Premier bilan d’une présidence

Entretien avec Éric Martel,PDG d’Hydro-Québec

Éric Martel a été nommé, le 3 juin 2015, président-directeur général d’Hydro-Québec. Après nous être entretenu avec lui au tout début de son mandat, nous l’avons rencontré de nouveau, en fin d’année 2016, afin d’obtenir un état des lieux de notre grande société d’État et un premier bilan de sa présidence.

Par Jean Brindamour

Q. Monsieur le président, vous aviez énoncé, lors de votre nomination, quatre grands objectifs qui nécessitaient un « changement de culture » (c’est votre expression) : une plus grande transparence, un meilleur service à la clientèle, une croissance des activités et une amélioration de la productivité. Y a-t-il eu des progrès quantifiables depuis 2015 dans chacun de ces quatre objectifs ?

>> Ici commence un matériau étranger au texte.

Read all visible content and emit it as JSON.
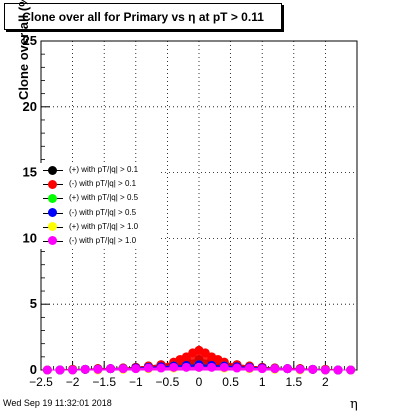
{
  "chart_data": {
    "type": "scatter",
    "title": "Clone  over all for Primary vs   η at pT > 0.11",
    "xlabel": "η",
    "ylabel": "Clone  over all (%)",
    "xlim": [
      -2.5,
      2.5
    ],
    "ylim": [
      0,
      25
    ],
    "x_ticks": [
      -2.5,
      -2,
      -1.5,
      -1,
      -0.5,
      0,
      0.5,
      1,
      1.5,
      2
    ],
    "x_tick_labels": [
      "−2.5",
      "−2",
      "−1.5",
      "−1",
      "−0.5",
      "0",
      "0.5",
      "1",
      "1.5",
      "2"
    ],
    "y_ticks": [
      0,
      5,
      10,
      15,
      20,
      25
    ],
    "grid": true,
    "legend_position": "middle-left",
    "footer": "Wed Sep 19 11:32:01 2018",
    "series": [
      {
        "name": "(+) with pT/|q| > 0.1",
        "color": "#000000",
        "x": [
          -2.4,
          -2.2,
          -2.0,
          -1.8,
          -1.6,
          -1.4,
          -1.2,
          -1.0,
          -0.8,
          -0.6,
          -0.4,
          -0.2,
          0.0,
          0.2,
          0.4,
          0.6,
          0.8,
          1.0,
          1.2,
          1.4,
          1.6,
          1.8,
          2.0,
          2.2,
          2.4
        ],
        "y": [
          0.0,
          0.0,
          0.05,
          0.05,
          0.1,
          0.1,
          0.15,
          0.2,
          0.3,
          0.4,
          0.5,
          0.7,
          0.8,
          0.7,
          0.5,
          0.4,
          0.3,
          0.2,
          0.15,
          0.1,
          0.1,
          0.05,
          0.05,
          0.0,
          0.0
        ]
      },
      {
        "name": "(-) with pT/|q| > 0.1",
        "color": "#ff0000",
        "x": [
          -2.4,
          -2.2,
          -2.0,
          -1.8,
          -1.6,
          -1.4,
          -1.2,
          -1.0,
          -0.8,
          -0.6,
          -0.4,
          -0.3,
          -0.2,
          -0.1,
          0.0,
          0.1,
          0.2,
          0.3,
          0.4,
          0.6,
          0.8,
          1.0,
          1.2,
          1.4,
          1.6,
          1.8,
          2.0,
          2.2,
          2.4
        ],
        "y": [
          0.0,
          0.0,
          0.05,
          0.05,
          0.1,
          0.1,
          0.15,
          0.2,
          0.3,
          0.4,
          0.6,
          0.8,
          1.0,
          1.3,
          1.5,
          1.3,
          1.0,
          0.8,
          0.6,
          0.4,
          0.3,
          0.2,
          0.15,
          0.1,
          0.1,
          0.05,
          0.05,
          0.0,
          0.0
        ]
      },
      {
        "name": "(+) with pT/|q| > 0.5",
        "color": "#00ff00",
        "x": [
          -2.4,
          -2.0,
          -1.6,
          -1.2,
          -0.8,
          -0.4,
          0.0,
          0.4,
          0.8,
          1.2,
          1.6,
          2.0,
          2.4
        ],
        "y": [
          0.0,
          0.0,
          0.05,
          0.1,
          0.2,
          0.3,
          0.4,
          0.3,
          0.2,
          0.1,
          0.05,
          0.0,
          0.0
        ]
      },
      {
        "name": "(-) with pT/|q| > 0.5",
        "color": "#0000ff",
        "x": [
          -2.4,
          -2.2,
          -2.0,
          -1.8,
          -1.6,
          -1.4,
          -1.2,
          -1.0,
          -0.8,
          -0.6,
          -0.4,
          -0.2,
          0.0,
          0.2,
          0.4,
          0.6,
          0.8,
          1.0,
          1.2,
          1.4,
          1.6,
          1.8,
          2.0,
          2.2,
          2.4
        ],
        "y": [
          0.0,
          0.0,
          0.0,
          0.05,
          0.05,
          0.1,
          0.1,
          0.15,
          0.2,
          0.25,
          0.3,
          0.35,
          0.4,
          0.35,
          0.3,
          0.25,
          0.2,
          0.15,
          0.1,
          0.1,
          0.05,
          0.05,
          0.0,
          0.0,
          0.0
        ]
      },
      {
        "name": "(+) with pT/|q| > 1.0",
        "color": "#ffff00",
        "x": [
          -2.4,
          -2.0,
          -1.6,
          -1.2,
          -0.8,
          -0.4,
          0.0,
          0.4,
          0.8,
          1.2,
          1.6,
          2.0,
          2.4
        ],
        "y": [
          0.0,
          0.0,
          0.0,
          0.05,
          0.1,
          0.15,
          0.2,
          0.15,
          0.1,
          0.05,
          0.0,
          0.0,
          0.0
        ]
      },
      {
        "name": "(-) with pT/|q| > 1.0",
        "color": "#ff00ff",
        "x": [
          -2.4,
          -2.2,
          -2.0,
          -1.8,
          -1.6,
          -1.4,
          -1.2,
          -1.0,
          -0.8,
          -0.6,
          -0.4,
          -0.2,
          0.0,
          0.2,
          0.4,
          0.6,
          0.8,
          1.0,
          1.2,
          1.4,
          1.6,
          1.8,
          2.0,
          2.2,
          2.4
        ],
        "y": [
          0.0,
          0.0,
          0.0,
          0.05,
          0.05,
          0.1,
          0.1,
          0.1,
          0.15,
          0.15,
          0.2,
          0.2,
          0.2,
          0.2,
          0.2,
          0.15,
          0.15,
          0.1,
          0.1,
          0.1,
          0.05,
          0.05,
          0.0,
          0.0,
          0.0
        ]
      }
    ]
  }
}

R. Absolument ! Les priorités que vous mentionnez sont en fait les quatre grands objectifs que nous avons campés dans notre plan stratégique 2016-2020, qui sont de doubler nos revenus d’ici 15 ans, devenir une référence en matière de service à la clientèle, contribuer au développement économique puis à la transition énergétique du Québec et enfin, limiter les hausses tarifaires à un niveau inférieur ou égal à l’inflation.

« Il y a bien sûr la Romaine qui va se poursuivre jusqu’en 2020. Le projet avance bien. Il est réalisé dans les budgets et dans certains cas, plusieurs mois en deçà des échéanciers prévus »

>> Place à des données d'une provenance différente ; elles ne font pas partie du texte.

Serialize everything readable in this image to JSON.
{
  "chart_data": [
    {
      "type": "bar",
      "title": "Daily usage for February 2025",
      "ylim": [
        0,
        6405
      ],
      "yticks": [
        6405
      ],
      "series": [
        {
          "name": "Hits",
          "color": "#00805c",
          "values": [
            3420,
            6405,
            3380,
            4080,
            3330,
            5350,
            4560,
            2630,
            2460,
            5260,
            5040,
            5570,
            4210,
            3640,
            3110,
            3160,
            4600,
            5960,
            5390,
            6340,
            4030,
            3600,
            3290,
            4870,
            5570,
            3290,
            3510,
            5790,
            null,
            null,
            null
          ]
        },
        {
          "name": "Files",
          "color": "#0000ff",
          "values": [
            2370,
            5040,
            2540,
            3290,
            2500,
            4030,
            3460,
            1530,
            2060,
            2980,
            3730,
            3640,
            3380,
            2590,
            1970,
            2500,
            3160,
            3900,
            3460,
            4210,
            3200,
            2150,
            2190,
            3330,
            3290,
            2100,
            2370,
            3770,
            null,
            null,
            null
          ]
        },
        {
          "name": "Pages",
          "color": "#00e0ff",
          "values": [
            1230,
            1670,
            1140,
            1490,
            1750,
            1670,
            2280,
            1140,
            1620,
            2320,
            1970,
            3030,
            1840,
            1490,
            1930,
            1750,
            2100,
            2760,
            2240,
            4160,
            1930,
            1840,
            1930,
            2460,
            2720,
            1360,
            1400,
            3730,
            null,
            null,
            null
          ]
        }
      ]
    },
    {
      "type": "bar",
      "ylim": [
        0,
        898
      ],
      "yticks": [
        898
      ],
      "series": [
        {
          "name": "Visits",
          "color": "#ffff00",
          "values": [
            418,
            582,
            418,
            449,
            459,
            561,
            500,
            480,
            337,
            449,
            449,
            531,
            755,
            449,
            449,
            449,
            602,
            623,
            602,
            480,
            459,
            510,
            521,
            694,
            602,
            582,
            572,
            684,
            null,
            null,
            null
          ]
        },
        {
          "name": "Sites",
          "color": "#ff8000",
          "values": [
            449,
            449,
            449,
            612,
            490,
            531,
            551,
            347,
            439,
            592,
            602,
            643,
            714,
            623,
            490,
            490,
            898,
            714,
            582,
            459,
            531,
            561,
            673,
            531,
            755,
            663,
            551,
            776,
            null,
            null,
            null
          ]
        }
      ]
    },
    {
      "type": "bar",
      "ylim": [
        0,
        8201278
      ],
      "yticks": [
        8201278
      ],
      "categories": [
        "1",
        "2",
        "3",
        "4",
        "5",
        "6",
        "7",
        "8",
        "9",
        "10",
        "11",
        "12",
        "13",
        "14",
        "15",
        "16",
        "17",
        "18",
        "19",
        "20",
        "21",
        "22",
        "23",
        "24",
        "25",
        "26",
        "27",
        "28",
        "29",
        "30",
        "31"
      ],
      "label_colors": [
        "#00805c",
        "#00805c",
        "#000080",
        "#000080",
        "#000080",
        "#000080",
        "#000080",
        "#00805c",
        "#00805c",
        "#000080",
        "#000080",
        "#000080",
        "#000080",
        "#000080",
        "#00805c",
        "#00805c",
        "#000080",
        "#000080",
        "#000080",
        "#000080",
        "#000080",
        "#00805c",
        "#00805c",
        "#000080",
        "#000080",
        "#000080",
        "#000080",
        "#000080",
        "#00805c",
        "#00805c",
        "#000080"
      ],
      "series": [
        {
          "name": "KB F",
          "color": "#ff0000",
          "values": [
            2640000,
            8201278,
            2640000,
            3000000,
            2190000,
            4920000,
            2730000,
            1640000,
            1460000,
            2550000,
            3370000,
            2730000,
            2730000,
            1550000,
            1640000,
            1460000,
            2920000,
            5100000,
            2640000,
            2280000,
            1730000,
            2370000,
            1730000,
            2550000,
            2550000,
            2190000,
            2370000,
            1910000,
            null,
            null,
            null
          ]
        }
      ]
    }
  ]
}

Les actions prises ont déjà permis d’obtenir des résultats bien tangibles. Nous avons rapidement constaté que la satisfaction de la population envers Hydro-Québec s’est améliorée de façon considérable au cours de la dernière année. Ces résultats étaient de 82 % en 2015 alors que les six derniers mois ont été à plus de 90 %.

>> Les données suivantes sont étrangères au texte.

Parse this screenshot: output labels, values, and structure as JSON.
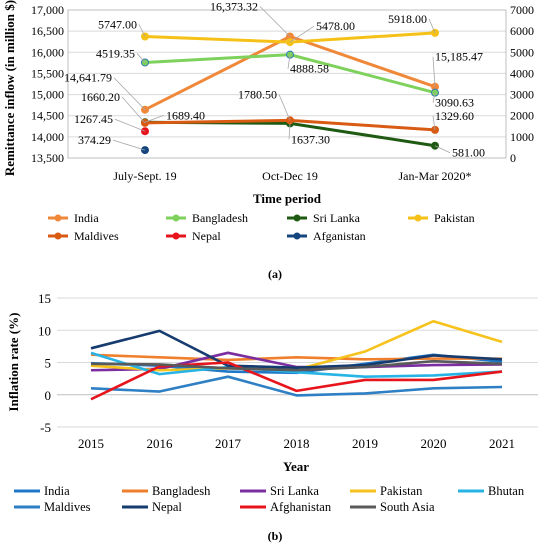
{
  "panels": {
    "a": {
      "caption": "(a)",
      "chart_data": {
        "type": "line",
        "xlabel": "Time period",
        "ylabel": "Remittance inflow (in million $)",
        "categories": [
          "July-Sept. 19",
          "Oct-Dec 19",
          "Jan-Mar 2020*"
        ],
        "y_left": {
          "min": 13500,
          "max": 17000,
          "step": 500,
          "tick_labels": [
            "13,500",
            "14,000",
            "14,500",
            "15,000",
            "15,500",
            "16,000",
            "16,500",
            "17,000"
          ]
        },
        "y_right": {
          "min": 0,
          "max": 7000,
          "step": 1000,
          "tick_labels": [
            "0",
            "1000",
            "2000",
            "3000",
            "4000",
            "5000",
            "6000",
            "7000"
          ]
        },
        "grid": true,
        "legend_position": "bottom",
        "series": [
          {
            "name": "India",
            "axis": "left",
            "color": "#f0883a",
            "values": [
              14641.79,
              16373.32,
              15185.47
            ],
            "labels": [
              "14,641.79",
              "16,373.32",
              "15,185.47"
            ]
          },
          {
            "name": "Bangladesh",
            "axis": "right",
            "color": "#7ed15b",
            "values": [
              4519.35,
              4888.58,
              3090.63
            ],
            "labels": [
              "4519.35",
              "4888.58",
              "3090.63"
            ]
          },
          {
            "name": "Sri Lanka",
            "axis": "right",
            "color": "#1f5a13",
            "values": [
              1689.4,
              1637.3,
              581.0
            ],
            "labels": [
              "1689.40",
              "1637.30",
              "581.00"
            ]
          },
          {
            "name": "Pakistan",
            "axis": "right",
            "color": "#f5c118",
            "values": [
              5747.0,
              5478.0,
              5918.0
            ],
            "labels": [
              "5747.00",
              "5478.00",
              "5918.00"
            ]
          },
          {
            "name": "Maldives",
            "axis": "right",
            "color": "#d95a12",
            "values": [
              1660.2,
              1780.5,
              1329.6
            ],
            "labels": [
              "1660.20",
              "1780.50",
              "1329.60"
            ]
          },
          {
            "name": "Nepal",
            "axis": "right",
            "color": "#e8141c",
            "values": [
              1267.45,
              null,
              null
            ],
            "labels": [
              "1267.45",
              "",
              ""
            ]
          },
          {
            "name": "Afganistan",
            "axis": "right",
            "color": "#14457e",
            "values": [
              374.29,
              null,
              null
            ],
            "labels": [
              "374.29",
              "",
              ""
            ]
          }
        ]
      }
    },
    "b": {
      "caption": "(b)",
      "chart_data": {
        "type": "line",
        "xlabel": "Year",
        "ylabel": "Inflation rate (%)",
        "x": [
          2015,
          2016,
          2017,
          2018,
          2019,
          2020,
          2021
        ],
        "x_tick_labels": [
          "2015",
          "2016",
          "2017",
          "2018",
          "2019",
          "2020",
          "2021"
        ],
        "y": {
          "min": -5,
          "max": 15,
          "step": 5,
          "tick_labels": [
            "-5",
            "0",
            "5",
            "10",
            "15"
          ]
        },
        "grid": true,
        "legend_position": "bottom",
        "series": [
          {
            "name": "India",
            "color": "#1f77c8",
            "values": [
              4.9,
              4.5,
              3.6,
              3.4,
              4.8,
              6.2,
              5.1
            ]
          },
          {
            "name": "Bangladesh",
            "color": "#ef7f2c",
            "values": [
              6.2,
              5.8,
              5.4,
              5.8,
              5.5,
              5.6,
              5.6
            ]
          },
          {
            "name": "Sri Lanka",
            "color": "#7a2ea0",
            "values": [
              3.8,
              4.0,
              6.5,
              4.3,
              4.3,
              4.6,
              4.7
            ]
          },
          {
            "name": "Pakistan",
            "color": "#f6c21c",
            "values": [
              4.5,
              3.8,
              4.1,
              3.9,
              6.7,
              11.4,
              8.2
            ]
          },
          {
            "name": "Bhutan",
            "color": "#27b3e4",
            "values": [
              6.5,
              3.2,
              4.3,
              3.5,
              2.8,
              3.0,
              3.6
            ]
          },
          {
            "name": "Maldives",
            "color": "#2e7fc3",
            "values": [
              1.0,
              0.5,
              2.8,
              -0.1,
              0.2,
              1.0,
              1.2
            ]
          },
          {
            "name": "Nepal",
            "color": "#163b6e",
            "values": [
              7.2,
              9.9,
              4.5,
              4.2,
              4.6,
              6.1,
              5.5
            ]
          },
          {
            "name": "Afghanistan",
            "color": "#e8141c",
            "values": [
              -0.7,
              4.4,
              5.0,
              0.6,
              2.3,
              2.3,
              3.6
            ]
          },
          {
            "name": "South Asia",
            "color": "#5a5a5a",
            "values": [
              4.8,
              4.7,
              4.1,
              3.8,
              4.3,
              5.2,
              4.8
            ]
          }
        ]
      }
    }
  }
}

Parmi les mesures que nous avons mises en place en ce qui a trait au service à la clientèle, nous retrouvons l’ouverture de nos centres d’appels de soir et de week-end. Pour la première fois cette année, nous avons été ouverts le 1er juillet, une date très importante pour les aménagements et déménagements. Tous ces changements ont été faits en collaboration avec nos employés, mais à un coût nul.

Nous avons fait une refonte complète de notre site Web, afin de mieux y accueillir nos clients. Nous avons élaboré des nouveaux services qu’on appelle « les libre-services » sur le Web et le mobile. Ces «libre-services » permettent aux clients une plus grande autonomie.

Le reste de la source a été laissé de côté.